綺麗な顔をしている蓮吾は、下校中の生徒達の……特に女子生徒達の関心を過剰に引いていた。あの真面目な佐古さんまでも、単語帳から視線を上げて、穴が開くほど彼を凝視していた。(ノート返さなきゃ……)
「ねぇ、誰か待ってんのー?」
青子がぼけっと見ていると、三年生のグループが蓮吾に声をかけた。まずい。
「あたしら、呼んできてあげようか?」
「名前はー?この制服、東中学だよね?何年?」
「かわいいー。彼女とか、いるのー?」
青子は慌てて駆けて行って、女子生徒達の隙間に割り込んだ。
「ごめん!待った!?」
青い顔をしていた蓮吾は、青子の顔を見るとほっと表情を和ませた。青子は蓮吾を連れて、直ちに現場を離れた。背後の方で岡野がギャーギャー喚いていたが、完無視した。

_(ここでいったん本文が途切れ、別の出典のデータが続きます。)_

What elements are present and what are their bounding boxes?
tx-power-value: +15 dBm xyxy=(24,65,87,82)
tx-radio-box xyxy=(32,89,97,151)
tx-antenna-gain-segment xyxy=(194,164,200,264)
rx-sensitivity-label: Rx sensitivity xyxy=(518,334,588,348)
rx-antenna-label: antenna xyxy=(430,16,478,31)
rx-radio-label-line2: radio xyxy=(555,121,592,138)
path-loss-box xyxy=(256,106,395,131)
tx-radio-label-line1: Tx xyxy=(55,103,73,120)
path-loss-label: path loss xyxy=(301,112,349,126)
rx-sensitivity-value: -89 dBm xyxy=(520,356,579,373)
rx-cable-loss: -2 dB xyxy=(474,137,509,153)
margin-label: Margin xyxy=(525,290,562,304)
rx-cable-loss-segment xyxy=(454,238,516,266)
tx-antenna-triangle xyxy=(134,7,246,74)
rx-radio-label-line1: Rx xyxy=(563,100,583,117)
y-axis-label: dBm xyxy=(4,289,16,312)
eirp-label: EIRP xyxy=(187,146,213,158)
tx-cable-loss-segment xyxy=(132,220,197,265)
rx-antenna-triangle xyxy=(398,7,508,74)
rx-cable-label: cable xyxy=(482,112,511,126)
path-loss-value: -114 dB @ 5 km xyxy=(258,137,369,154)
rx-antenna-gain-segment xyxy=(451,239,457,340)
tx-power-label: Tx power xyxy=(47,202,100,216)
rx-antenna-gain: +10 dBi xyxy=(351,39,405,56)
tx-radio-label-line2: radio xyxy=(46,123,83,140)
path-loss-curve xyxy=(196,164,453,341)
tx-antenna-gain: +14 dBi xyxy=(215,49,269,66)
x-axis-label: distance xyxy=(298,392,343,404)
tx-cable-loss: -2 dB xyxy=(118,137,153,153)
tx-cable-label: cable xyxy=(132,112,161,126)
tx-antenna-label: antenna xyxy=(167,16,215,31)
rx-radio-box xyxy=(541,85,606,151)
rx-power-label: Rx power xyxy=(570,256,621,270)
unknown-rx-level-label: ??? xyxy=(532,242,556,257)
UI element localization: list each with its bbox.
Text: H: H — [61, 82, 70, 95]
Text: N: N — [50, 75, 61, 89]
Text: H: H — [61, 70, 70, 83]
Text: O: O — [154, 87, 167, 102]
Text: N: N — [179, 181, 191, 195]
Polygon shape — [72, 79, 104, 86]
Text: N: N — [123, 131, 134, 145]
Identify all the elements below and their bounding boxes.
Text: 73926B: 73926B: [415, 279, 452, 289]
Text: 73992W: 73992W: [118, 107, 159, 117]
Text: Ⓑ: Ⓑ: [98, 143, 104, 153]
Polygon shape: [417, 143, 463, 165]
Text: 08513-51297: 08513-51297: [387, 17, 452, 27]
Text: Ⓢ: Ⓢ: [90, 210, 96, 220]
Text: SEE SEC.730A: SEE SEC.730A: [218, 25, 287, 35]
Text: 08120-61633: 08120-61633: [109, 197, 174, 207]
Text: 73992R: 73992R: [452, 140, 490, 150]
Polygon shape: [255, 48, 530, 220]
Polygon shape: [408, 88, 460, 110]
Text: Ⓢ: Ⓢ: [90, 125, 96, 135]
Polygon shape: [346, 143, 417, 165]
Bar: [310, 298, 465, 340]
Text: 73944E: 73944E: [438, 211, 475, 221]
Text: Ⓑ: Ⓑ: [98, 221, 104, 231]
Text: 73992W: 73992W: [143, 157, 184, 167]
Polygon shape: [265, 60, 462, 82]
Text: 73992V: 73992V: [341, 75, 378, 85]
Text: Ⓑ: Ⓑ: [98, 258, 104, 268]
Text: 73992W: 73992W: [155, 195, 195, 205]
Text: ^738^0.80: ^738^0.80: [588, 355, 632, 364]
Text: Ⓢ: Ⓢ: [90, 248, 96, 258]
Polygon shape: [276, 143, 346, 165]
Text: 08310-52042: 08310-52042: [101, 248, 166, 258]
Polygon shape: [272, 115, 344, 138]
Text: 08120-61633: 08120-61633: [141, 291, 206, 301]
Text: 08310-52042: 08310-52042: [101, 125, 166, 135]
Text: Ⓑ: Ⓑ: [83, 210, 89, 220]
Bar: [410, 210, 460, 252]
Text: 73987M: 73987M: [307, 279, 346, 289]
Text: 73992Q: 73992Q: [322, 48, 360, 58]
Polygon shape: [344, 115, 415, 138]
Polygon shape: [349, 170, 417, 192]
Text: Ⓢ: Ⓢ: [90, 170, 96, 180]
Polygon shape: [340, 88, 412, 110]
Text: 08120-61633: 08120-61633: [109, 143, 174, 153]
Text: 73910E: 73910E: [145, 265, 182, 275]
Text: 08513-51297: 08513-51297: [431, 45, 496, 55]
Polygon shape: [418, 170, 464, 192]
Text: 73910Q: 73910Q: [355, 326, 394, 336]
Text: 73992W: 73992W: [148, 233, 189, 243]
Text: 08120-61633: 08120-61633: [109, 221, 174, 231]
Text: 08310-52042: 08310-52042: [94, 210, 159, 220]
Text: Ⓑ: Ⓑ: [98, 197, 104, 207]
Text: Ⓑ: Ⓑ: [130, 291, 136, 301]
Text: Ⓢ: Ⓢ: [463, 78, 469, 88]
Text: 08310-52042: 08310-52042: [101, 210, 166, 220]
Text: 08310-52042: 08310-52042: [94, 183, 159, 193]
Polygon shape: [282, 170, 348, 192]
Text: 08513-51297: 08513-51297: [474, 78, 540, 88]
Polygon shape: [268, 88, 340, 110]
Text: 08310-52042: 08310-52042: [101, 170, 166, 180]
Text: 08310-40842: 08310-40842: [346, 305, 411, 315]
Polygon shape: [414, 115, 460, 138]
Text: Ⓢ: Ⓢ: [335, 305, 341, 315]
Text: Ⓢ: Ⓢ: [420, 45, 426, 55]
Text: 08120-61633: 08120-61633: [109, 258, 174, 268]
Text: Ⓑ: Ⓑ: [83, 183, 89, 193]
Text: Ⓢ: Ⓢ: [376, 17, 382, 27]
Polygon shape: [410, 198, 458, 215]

青子と蓮吾は、ひとまず学校近くのファースト・フード店に入った。レジで購入した百円のアイス・コーヒーとウーロン茶を持って、奥の方の席を選んで座った。その間、蓮吾はずっと暗い顔をしていた。
「ばれちゃったね。お兄さんに」
青子はアイス・コーヒーを一口飲んで、切り出した。(失敗した。大人ぶってコーヒーなんか注文してみたけど、苦い)
「ごめんっ……俺、知らなくて……」
「うん?」
「……あの日、試験だったのに……」
蓮吾は膝小僧を見詰めたまま、悲痛な面持ちで謝罪した。自責の念にかられ、顔を上げられないでいる彼を見て、青子はにっこりした。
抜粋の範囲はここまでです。